Lawyer and scholar Vinay Sitapati says the 'Get Modi' strategy largely missed the efforts to prosecute people evidently guilty of violence and murders in the Gujarat riots in favour of 'a narrow quest to stop one man from becoming prime minister.'
Rediff.com's Arthur J Pais reports from New York.
Vinay Sitapati, a lawyer and Princeton University doctoral student, last week contributed an article to The Indian Express that argued that the obsession with Narendra Modi has led to the weakening of efforts to prosecute the culprits of the 2002 Gujarat riots against whom evidence exists.
"There is no evidence that Modi ordered the killings," Sitapati told Rediff.com, discussing his study of the charges and court decisions.
"There is no real evidence he ordered the police officials to stand by when the mobs went on killing the Muslims.
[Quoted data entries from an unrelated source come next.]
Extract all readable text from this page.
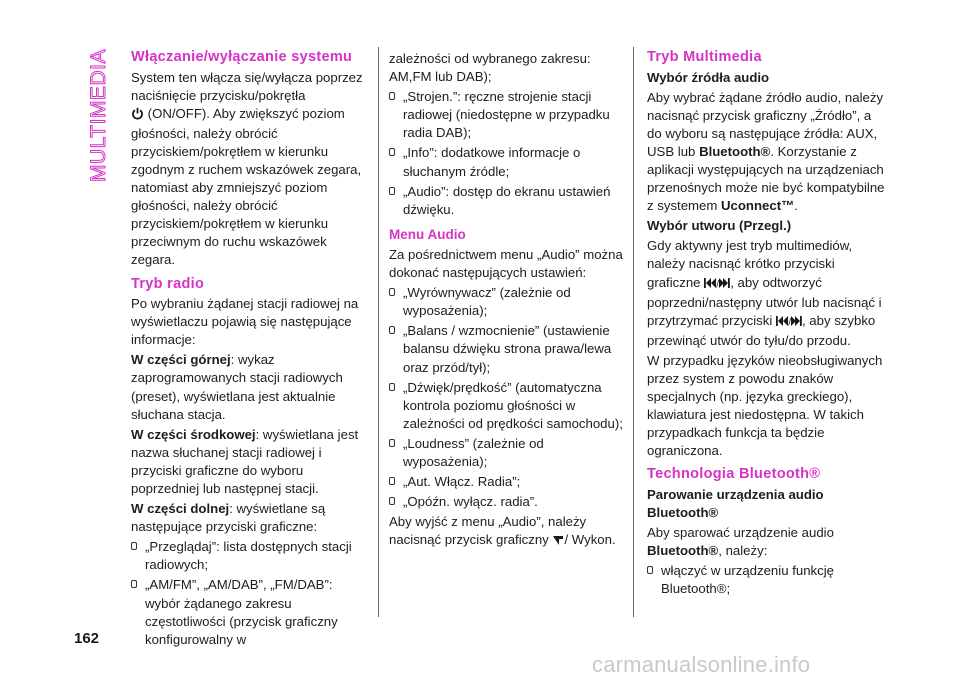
MULTIMEDIA Włączanie/wyłączanie systemu

System ten włącza się/wyłącza poprzez naciśnięcie przycisku/pokrętła
(ON/OFF). Aby zwiększyć poziom głośności, należy obrócić przyciskiem/pokrętłem w kierunku zgodnym z ruchem wskazówek zegara, natomiast aby zmniejszyć poziom głośności, należy obrócić przyciskiem/pokrętłem w kierunku przeciwnym do ruchu wskazówek zegara.

Tryb radio

Po wybraniu żądanej stacji radiowej na wyświetlaczu pojawią się następujące informacje:

W części górnej: wykaz zaprogramowanych stacji radiowych (preset), wyświetlana jest aktualnie słuchana stacja.

W części środkowej: wyświetlana jest nazwa słuchanej stacji radiowej i przyciski graficzne do wyboru poprzedniej lub następnej stacji.

W części dolnej: wyświetlane są następujące przyciski graficzne:

„Przeglądaj”: lista dostępnych stacji radiowych;

„AM/FM”, „AM/DAB”, „FM/DAB”: wybór żądanego zakresu częstotliwości (przycisk graficzny konfigurowalny w

zależności od wybranego zakresu: AM,FM lub DAB);

„Strojen.”: ręczne strojenie stacji radiowej (niedostępne w przypadku radia DAB);

„Info”: dodatkowe informacje o słuchanym źródle;

„Audio”: dostęp do ekranu ustawień dźwięku.

Menu Audio

Za pośrednictwem menu „Audio” można dokonać następujących ustawień:

„Wyrównywacz” (zależnie od wyposażenia);

„Balans / wzmocnienie” (ustawienie balansu dźwięku strona prawa/lewa oraz przód/tył);

„Dźwięk/prędkość” (automatyczna kontrola poziomu głośności w zależności od prędkości samochodu);

„Loudness” (zależnie od wyposażenia);

„Aut. Włącz. Radia”;

„Opóźn. wyłącz. radia”.

Aby wyjść z menu „Audio”, należy nacisnąć przycisk graficzny / Wykon.

Tryb Multimedia

Wybór źródła audio

Aby wybrać żądane źródło audio, należy nacisnąć przycisk graficzny „Źródło”, a do wyboru są następujące źródła: AUX, USB lub Bluetooth®. Korzystanie z aplikacji występujących na urządzeniach przenośnych może nie być kompatybilne z systemem Uconnect™.

Wybór utworu (Przegl.)

Gdy aktywny jest tryb multimediów, należy nacisnąć krótko przyciski graficzne / , aby odtworzyć poprzedni/następny utwór lub nacisnąć i przytrzymać przyciski / , aby szybko przewinąć utwór do tyłu/do przodu.

W przypadku języków nieobsługiwanych przez system z powodu znaków specjalnych (np. języka greckiego), klawiatura jest niedostępna. W takich przypadkach funkcja ta będzie ograniczona.

Technologia Bluetooth®

Parowanie urządzenia audio Bluetooth®

Aby sparować urządzenie audio Bluetooth®, należy:

włączyć w urządzeniu funkcję Bluetooth®;

162
carmanualsonline.info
Remember, Modi had taken over the government just then, and the officials were not appointed by him. Besides, he could not have been that stupid," Sitaapati added.
"The only man who claims he heard this is suspended police officer Sanjiv Bhatt, who began speaking out against Modi nearly nine years after the killings. Now, here is this man whose wife contested an election on a Congress ticket against Modi. And this is a man whose lone testimony has been contested by the several officers who were actually at the meeting that evening," Sitapati said.
The anti-Modi campaigners should have focused on the prosecution of hundreds of people who killed and destroyed property, walking freely, Sitapati added.
"The injustice against Muslims continues in Gujarat, especially in Ahmedabad, where they find it difficult to buy a house in an area dominated by Hindus," Sitapati pointed out.
Sitapati, who has law degrees from the National Law School in Bengaluru and Harvard, has also worked as a journalist in India.
His interest in the Gujarat riots led him to visit the state many times, as recently as three weeks ago. Apart from writing the analytical stories for newspapers, he said, his field work is part of his PhD program. He will write a book based on his investigations.
"My dissertation investigates a foundational puzzle in law and politics: When are court judgments complied with?" he said.
"In India, the courts lack institutional autonomy, popular legitimacy, and enforcement powers. Logically, they should not have an impact. Yet, in practice, there seem to be circumstances in which courts have an independent impact on society."
He is investigating those circumstances when judgments are complied with, especially following the Supreme Court's intervention in Gujarat.
Since police and court action against the culprits was poor, the Supreme Court stepped in with a variety of measures to ensure fair trials. Has this intervention worked? And if so, why?
"We must also look at the administrative side of justice," Sitapati added, "and what the officials do with the court orders."
His study 'also measures various ways in which court judgments have indirect effects, such as on precedent, the litigants themselves, public opinion and subsequent government policy,' he notes in the preface for his PhD work.
"When I worked as a journalist in India for The Indian Express group," he said, "my editors nudged me towards asking the question, 'What happens to the judgment after it has been given?' Soon I knew I would not be interested in reporting merely on the text of a judgment."
Not seeking the intervention of the courts and officials when evidence exists of criminality is also part of his study, and his many trips to Gujarat are meant to do it.
"I was in Mehsana district not long ago and met a former policeman who witnessed the killings of other Muslims in his village by a Hindu mob," Sitapati said.
"When I asked him where the culprits lived, he got up from his chair in his walled compound, pointed to the rooftops visible beyond, and said, 'They are there'. He said he saw some of the killers every day walking around freely."
"It is a tragedy that the conviction rate in the riot cases pursued by the Modi state government is just 5 percent. But when the investigation, prosecution and witness protection was taken away from the Gujarat government by the Supreme Court and even moved to the neighbouring state, I estimate that the conviction rate is 39 percent, based on official statistics given to me by the officials," he added.
"The convicts you've heard of -- Gujarat minister Maya Kodnani, Babu Bajrangi -- have not been convicted by the Gujarat government, but by a legal process designed to keep the Modi government out of every stage of the trial."
"That is the real scandal of Gujarat: A party whose members killed, whose government allowed it, and whose police and prosecutors are now asleep at the wheel."
Sitapati cautioned that the 'Get Modi' strategy largely missed the efforts to prosecute people evidently guilty of violence and murders in favour of "a narrow quest to stop one man from becoming prime minister."
They may now have to live with the futility of that quest, he added.
Image: Vinay Sitapati, left, interviews a witness to the 2002 Gujarat riots, in Ahmedabad, January 2012.